The number of first-time buyers getting on to the property ladder hit a two-year high during December as people rushed to beat the end of the Government’s stamp duty holiday, new figures show.
Around 24,900 people bought their first home with a mortgage during the month, 26% more than in November, and double the number for December last year, according to the Council of Mortgage Lenders.
The group said the surge, which saw the highest number of first-time buyers enter the market since November 2007, was driven by people rushing to beat the end of the stamp duty holiday on properties costing between £125,000 and £175,000.
It said 55% of homes purchased by all buyers during the month cost less than £175,000, with 10,300 first-time buyers purchasing a property for between £125,000 and £175,000, 63% more than in November.

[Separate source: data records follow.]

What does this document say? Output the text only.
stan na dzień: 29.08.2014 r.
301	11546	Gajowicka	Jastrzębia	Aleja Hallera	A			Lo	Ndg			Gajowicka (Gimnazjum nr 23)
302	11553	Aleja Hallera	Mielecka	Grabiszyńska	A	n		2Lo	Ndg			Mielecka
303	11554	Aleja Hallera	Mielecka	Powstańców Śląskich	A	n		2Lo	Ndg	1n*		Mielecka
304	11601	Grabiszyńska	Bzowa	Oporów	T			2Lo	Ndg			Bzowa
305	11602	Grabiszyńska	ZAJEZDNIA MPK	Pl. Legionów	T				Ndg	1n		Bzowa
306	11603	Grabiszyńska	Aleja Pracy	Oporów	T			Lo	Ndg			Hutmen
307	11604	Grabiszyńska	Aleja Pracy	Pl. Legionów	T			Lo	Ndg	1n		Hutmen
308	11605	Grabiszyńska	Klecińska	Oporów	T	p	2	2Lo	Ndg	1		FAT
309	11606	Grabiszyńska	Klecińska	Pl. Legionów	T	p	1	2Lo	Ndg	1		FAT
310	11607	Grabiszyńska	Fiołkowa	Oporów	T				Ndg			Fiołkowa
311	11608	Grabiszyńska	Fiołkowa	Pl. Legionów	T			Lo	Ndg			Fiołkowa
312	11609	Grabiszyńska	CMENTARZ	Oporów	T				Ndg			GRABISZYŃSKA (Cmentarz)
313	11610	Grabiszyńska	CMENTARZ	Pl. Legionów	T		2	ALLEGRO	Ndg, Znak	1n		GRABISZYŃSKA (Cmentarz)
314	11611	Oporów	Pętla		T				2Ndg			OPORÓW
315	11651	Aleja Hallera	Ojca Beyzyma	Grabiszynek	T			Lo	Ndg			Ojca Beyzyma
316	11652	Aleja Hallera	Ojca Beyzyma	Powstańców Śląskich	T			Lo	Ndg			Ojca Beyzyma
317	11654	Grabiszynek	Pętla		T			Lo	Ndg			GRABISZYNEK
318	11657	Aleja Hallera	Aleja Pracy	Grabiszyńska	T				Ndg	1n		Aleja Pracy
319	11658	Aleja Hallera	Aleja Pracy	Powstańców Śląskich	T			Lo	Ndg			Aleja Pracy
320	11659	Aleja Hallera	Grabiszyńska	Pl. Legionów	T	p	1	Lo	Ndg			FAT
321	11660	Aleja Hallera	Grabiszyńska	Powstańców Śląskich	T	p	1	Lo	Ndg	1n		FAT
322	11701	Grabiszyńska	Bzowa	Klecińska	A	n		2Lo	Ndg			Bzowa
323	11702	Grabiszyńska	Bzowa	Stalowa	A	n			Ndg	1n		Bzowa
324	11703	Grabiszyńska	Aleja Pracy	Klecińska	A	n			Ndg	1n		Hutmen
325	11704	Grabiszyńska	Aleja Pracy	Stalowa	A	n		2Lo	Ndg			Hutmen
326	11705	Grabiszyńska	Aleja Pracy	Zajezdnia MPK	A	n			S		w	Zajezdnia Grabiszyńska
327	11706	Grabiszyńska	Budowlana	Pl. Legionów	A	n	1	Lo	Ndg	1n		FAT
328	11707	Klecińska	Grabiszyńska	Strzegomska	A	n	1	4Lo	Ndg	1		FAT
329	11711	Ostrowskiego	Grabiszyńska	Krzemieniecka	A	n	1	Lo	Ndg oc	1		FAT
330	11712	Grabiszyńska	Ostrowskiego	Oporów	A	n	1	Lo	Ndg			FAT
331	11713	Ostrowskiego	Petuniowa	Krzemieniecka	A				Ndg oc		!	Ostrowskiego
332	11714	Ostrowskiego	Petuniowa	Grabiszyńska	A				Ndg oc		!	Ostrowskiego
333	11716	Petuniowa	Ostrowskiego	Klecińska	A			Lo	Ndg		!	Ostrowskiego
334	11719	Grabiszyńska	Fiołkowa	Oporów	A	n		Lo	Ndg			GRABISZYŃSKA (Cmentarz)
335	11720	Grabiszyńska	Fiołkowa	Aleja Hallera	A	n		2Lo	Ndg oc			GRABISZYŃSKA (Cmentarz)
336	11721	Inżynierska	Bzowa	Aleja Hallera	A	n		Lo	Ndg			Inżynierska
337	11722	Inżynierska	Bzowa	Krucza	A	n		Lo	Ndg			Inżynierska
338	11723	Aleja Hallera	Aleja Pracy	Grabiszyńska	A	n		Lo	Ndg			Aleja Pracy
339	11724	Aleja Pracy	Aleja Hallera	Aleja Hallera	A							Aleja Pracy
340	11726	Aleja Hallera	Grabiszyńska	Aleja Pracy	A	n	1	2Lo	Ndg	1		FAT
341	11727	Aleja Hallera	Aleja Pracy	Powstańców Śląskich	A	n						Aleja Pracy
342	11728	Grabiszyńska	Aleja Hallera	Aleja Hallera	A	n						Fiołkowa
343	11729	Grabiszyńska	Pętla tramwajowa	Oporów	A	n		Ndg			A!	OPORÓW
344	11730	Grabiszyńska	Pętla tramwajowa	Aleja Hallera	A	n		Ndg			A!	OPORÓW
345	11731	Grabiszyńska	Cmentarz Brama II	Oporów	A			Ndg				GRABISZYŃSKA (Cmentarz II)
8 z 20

The Government waived stamp duty on properties costing up to £175,000 in September 2008 to help boost the flagging property market.
But the level at which the tax kicks in fell back to £125,000 at the beginning of this year.

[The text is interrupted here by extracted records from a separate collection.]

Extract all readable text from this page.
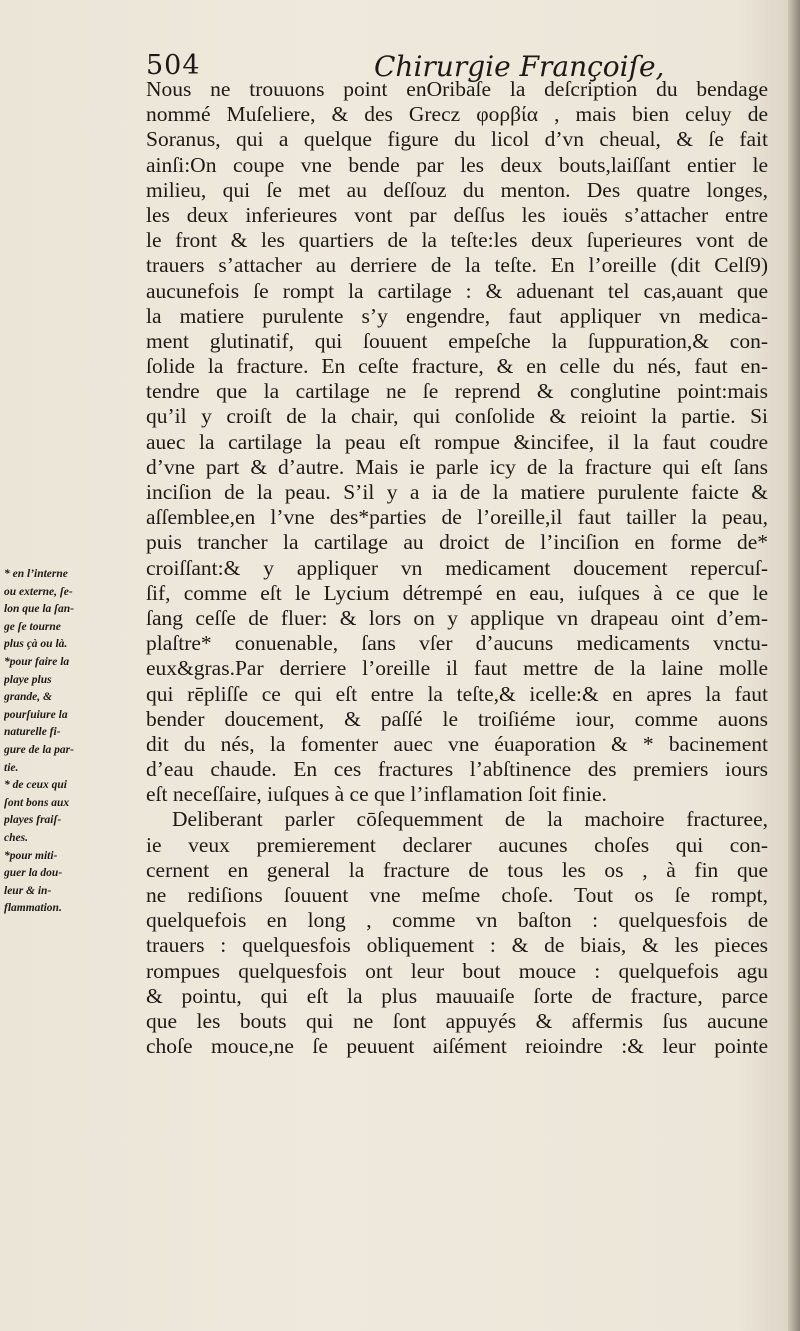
504	Chirurgie Françoiſe,
Nous ne trouuons point enOribaſe la deſcription du bendage
nommé Muſeliere, & des Grecz φορβία , mais bien celuy de
Soranus, qui a quelque figure du licol d’vn cheual, & ſe fait
ainſi:On coupe vne bende par les deux bouts,laiſſant entier le
milieu, qui ſe met au deſſouz du menton. Des quatre longes,
les deux inferieures vont par deſſus les iouës s’attacher entre
le front & les quartiers de la teſte:les deux ſuperieures vont de
trauers s’attacher au derriere de la teſte. En l’oreille (dit Celſ9)
aucunefois ſe rompt la cartilage : & aduenant tel cas,auant que
la matiere purulente s’y engendre, faut appliquer vn medica-
ment glutinatif, qui ſouuent empeſche la ſuppuration,& con-
ſolide la fracture. En ceſte fracture, & en celle du nés, faut en-
tendre que la cartilage ne ſe reprend & conglutine point:mais
qu’il y croiſt de la chair, qui conſolide & reioint la partie. Si
auec la cartilage la peau eſt rompue &incifee, il la faut coudre
d’vne part & d’autre. Mais ie parle icy de la fracture qui eſt ſans
inciſion de la peau. S’il y a ia de la matiere purulente faicte &
aſſemblee,en l’vne des*parties de l’oreille,il faut tailler la peau,
puis trancher la cartilage au droict de l’inciſion en forme de*
croiſſant:& y appliquer vn medicament doucement repercuſ-
ſif, comme eſt le Lycium détrempé en eau, iuſques à ce que le
ſang ceſſe de fluer: & lors on y applique vn drapeau oint d’em-
plaſtre* conuenable, ſans vſer d’aucuns medicaments vnctu-
eux&gras.Par derriere l’oreille il faut mettre de la laine molle
qui rēpliſſe ce qui eſt entre la teſte,& icelle:& en apres la faut
bender doucement, & paſſé le troiſiéme iour, comme auons
dit du nés, la fomenter auec vne éuaporation & * bacinement
d’eau chaude. En ces fractures l’abſtinence des premiers iours
eſt neceſſaire, iuſques à ce que l’inflamation ſoit finie.
Deliberant parler cōſequemment de la machoire fracturee,
ie veux premierement declarer aucunes choſes qui con-
cernent en general la fracture de tous les os , à fin que
ne rediſions ſouuent vne meſme choſe. Tout os ſe rompt,
quelquefois en long , comme vn baſton : quelquesfois de
trauers : quelquesfois obliquement : & de biais, & les pieces
rompues quelquesfois ont leur bout mouce : quelquefois agu
& pointu, qui eſt la plus mauuaiſe ſorte de fracture, parce
que les bouts qui ne ſont appuyés & affermis ſus aucune
choſe mouce,ne ſe peuuent aiſément reioindre :& leur pointe
* en l’interne
ou externe, ſe-
lon que la ſan-
ge ſe tourne
plus çà ou là.
*pour faire la
playe plus
grande, &
pourſuiure la
naturelle fi-
gure de la par-
tie.
* de ceux qui
ſont bons aux
playes fraiſ-
ches.
*pour miti-
guer la dou-
leur & in-
flammation.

The CML figures were supported by a report from research group Acadametrics, which showed that the number of homes changing hands in England and Wales jumped to its highest level for two years during December, boosted by the impending end of the stamp duty holiday.
The group said transactions in areas where the average house price was below £175,000 increased by 10.2% during the final three months of the year, compared with the previous quarter, but sales in London rose by just 0.2%.

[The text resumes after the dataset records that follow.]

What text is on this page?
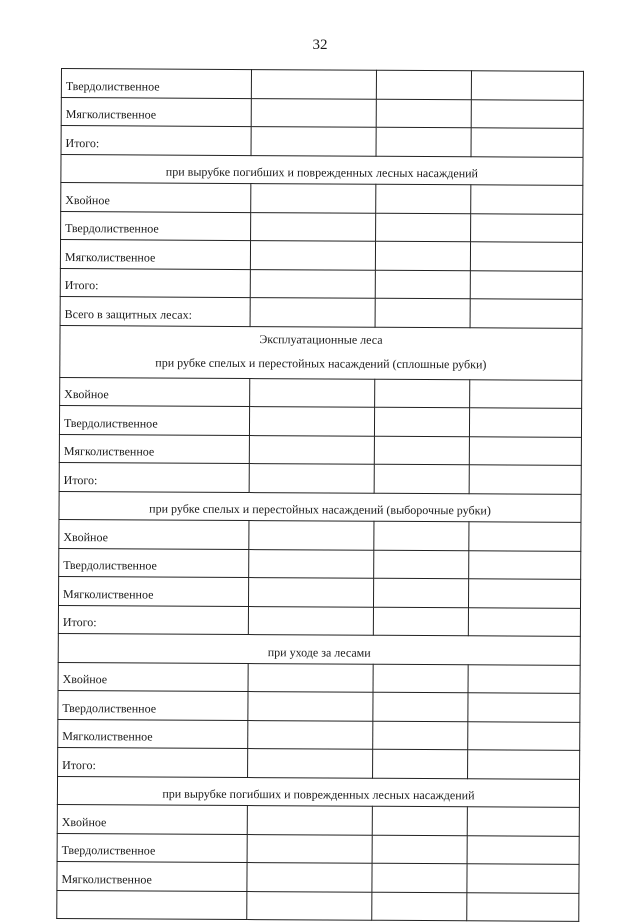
32
Твердолиственное			
Мягколиственное			
Итого:			

при вырубке погибших и поврежденных лесных насаждений			

Хвойное			
Твердолиственное			
Мягколиственное			
Итого:			
Всего в защитных лесах:			

Эксплуатационные леса
при рубке спелых и перестойных насаждений (сплошные рубки)			

Хвойное			
Твердолиственное			
Мягколиственное			
Итого:			

при рубке спелых и перестойных насаждений (выборочные рубки)			

Хвойное			
Твердолиственное			
Мягколиственное			
Итого:			

при уходе за лесами			

Хвойное			
Твердолиственное			
Мягколиственное			
Итого:			

при вырубке погибших и поврежденных лесных насаждений			

Хвойное			
Твердолиственное			
Мягколиственное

It said the volume of flats, terrace and semi-detached homes changing hands across the country rose by 6% during the quarter, but there was only a 1% rise in the sale of detached properties.
In the South East and South West, the number of flats and terrace houses sold jumped by between 8% and 13%, but there were declines of up to 4% in the sale of larger more expensive homes in some areas.
Peter Williams, chairman of Acadametrics, said: “Without doubt, year-end activity was heightened by the anticipated end-of-year closure of the stamp duty holiday for properties up to £175,000.”
But commentators have warned that the end of the holiday could lead to a fall in transactions during the early months of 2010, as people rushed to get sales completed before the end of the year.
Brian Murphy, head of lending at Mortgage Advice Bureau, said: “The stamp duty holiday was a real fillip for first-time buyers, and they clearly took the Government up on its offer.
“However, because so many deals were pushed through in December, there is likely to be a drop-off in first-time buyer transactions in the first few months of the year.”
The CML figures also showed a continued pick-up in the mortgage market during December, with 62,800 mortgages advanced for house purchase, also the highest level for two years.
The number of people remortgaging to a new deal remained unchanged at 28,000, although this was a third fewer than during the same month of 2008.
But despite the pick-up in lending towards the end of the year, the market for the whole of 2009 was subdued, with a total of £69.6 billion advanced for house purchase, well down on 2007’s total of £154.7 billion.
Total lending during the year, including remortgaging, was £143.6 billion, 60% down on 2007’s record of £362.6 billion.